Fixing Software RAID on XenServer



  • So I had XenServer 6.5 go south (kernel panic) after installing SP1. I've used the 6.5 disc to "upgrade" so that I now have a functional host. The side effect of this is that dom0 does not see the RAID10 now, and I'm looking for some help to do what needs to be done to remount md0 without any data loss (if possible).

    Here is some of the output from various configs:

    mdadm --examine /dev/sdb (first drive in array)
    /dev/sdb:
    Magic : a92b4efc
    Version : 1.2
    Feature Map : 0x0
    Array UUID : 3e6d21f5:0e381299:a38fdae2:571cbed3
    Name : <machinename>:0 (local to host <machinename>)
    Creation Time : Fri Feb 5 13:27:48 2016
    Raid Level : raid10
    Raid Devices : 4

    Avail Dev Size : 7813775024 (3725.90 GiB 4000.65 GB)
    Array Size : 7813774336 (7451.80 GiB 8001.30 GB)
    Used Dev Size : 7813774336 (3725.90 GiB 4000.65 GB)
    Data Offset : 262144 sectors
    Super Offset : 8 sectors
    State : active
    Device UUID : b66b76cf:0bcf1d52:37ad3de5:911eb41a
    Update Time : Wed Mar 30 09:52:03 2016
    Checksum : b5080968 - correct
    Events : 2943
    Layout : near=2
    Chunk Size : 512K

    Device Role : Active device 2
    Array State : AAAA ('A' == active, '.' == missing)

    I don't know how to fix this, but there isn't a /etc/mdadm.conf file any more.
    It looks to me like the array is fine, but there isn't an md0. Any thoughts or questions?



  • You're running a MDADM RAID 10, yes?





  • This is why you replicate your Boot devices to a backup.

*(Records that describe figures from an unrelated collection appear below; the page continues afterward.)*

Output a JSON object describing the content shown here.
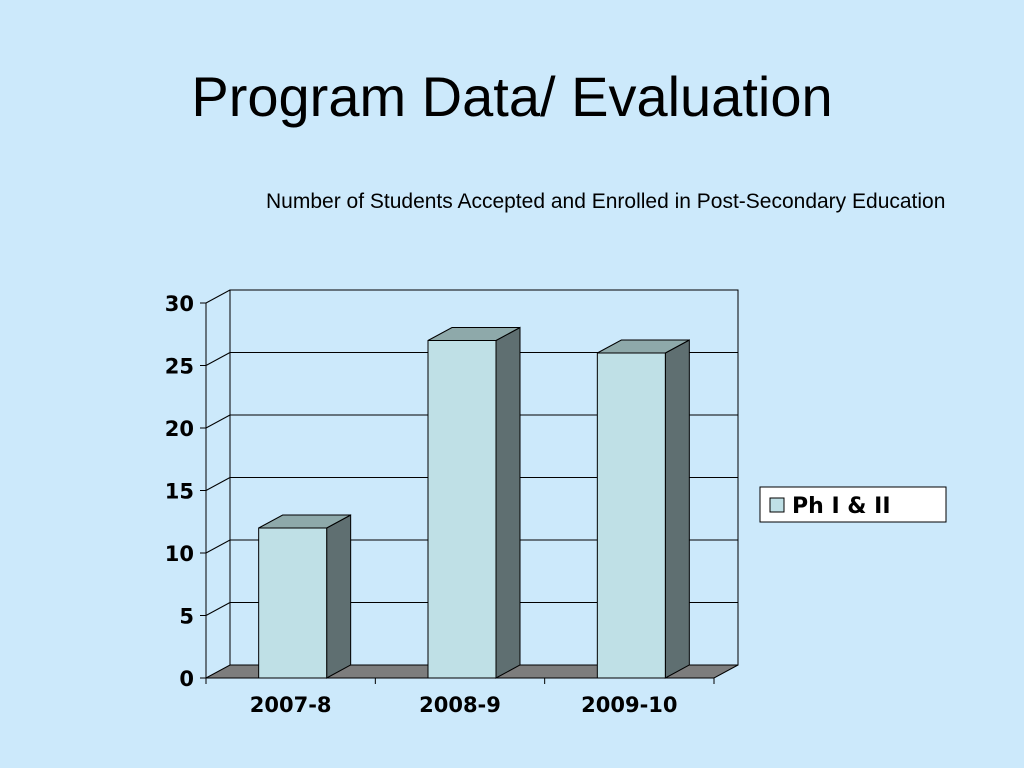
{
  "slide": {
    "title": "Program Data/ Evaluation",
    "subtitle": "Number of Students Accepted and Enrolled in Post-Secondary Education"
  },
  "colors": {
    "background": "#cce9fb",
    "bar_front": "#bfe0e6",
    "bar_side": "#5f6f71",
    "bar_top": "#8ea9aa",
    "floor": "#7d7d7d"
  },
  "chart_data": {
    "type": "bar",
    "categories": [
      "2007-8",
      "2008-9",
      "2009-10"
    ],
    "series": [
      {
        "name": "Ph I & II",
        "values": [
          12,
          27,
          26
        ]
      }
    ],
    "ylim": [
      0,
      30
    ],
    "yticks": [
      "0",
      "5",
      "10",
      "15",
      "20",
      "25",
      "30"
    ],
    "grid": true,
    "legend": "right",
    "three_d": true
  }
}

    Something I plan on doing this weekend (to avoid this very same issue)



  • As for trying to recover, can you not mount the array in XenServer without it wiping the array?



  • @DustinB3403 said:

    As for trying to recover, can you not mount the array in XenServer without it wiping the array?

    I can't access the array in dom0 right now.

    I tried doing mdadm --assemble /dev/md0 /dev/sd[bcef]. It says that md0 already exists. When I run cat /proc/mdstat it shows md0 as inactive with only sdb as a member.



  • This link has lots of good info on MD RAID recovery.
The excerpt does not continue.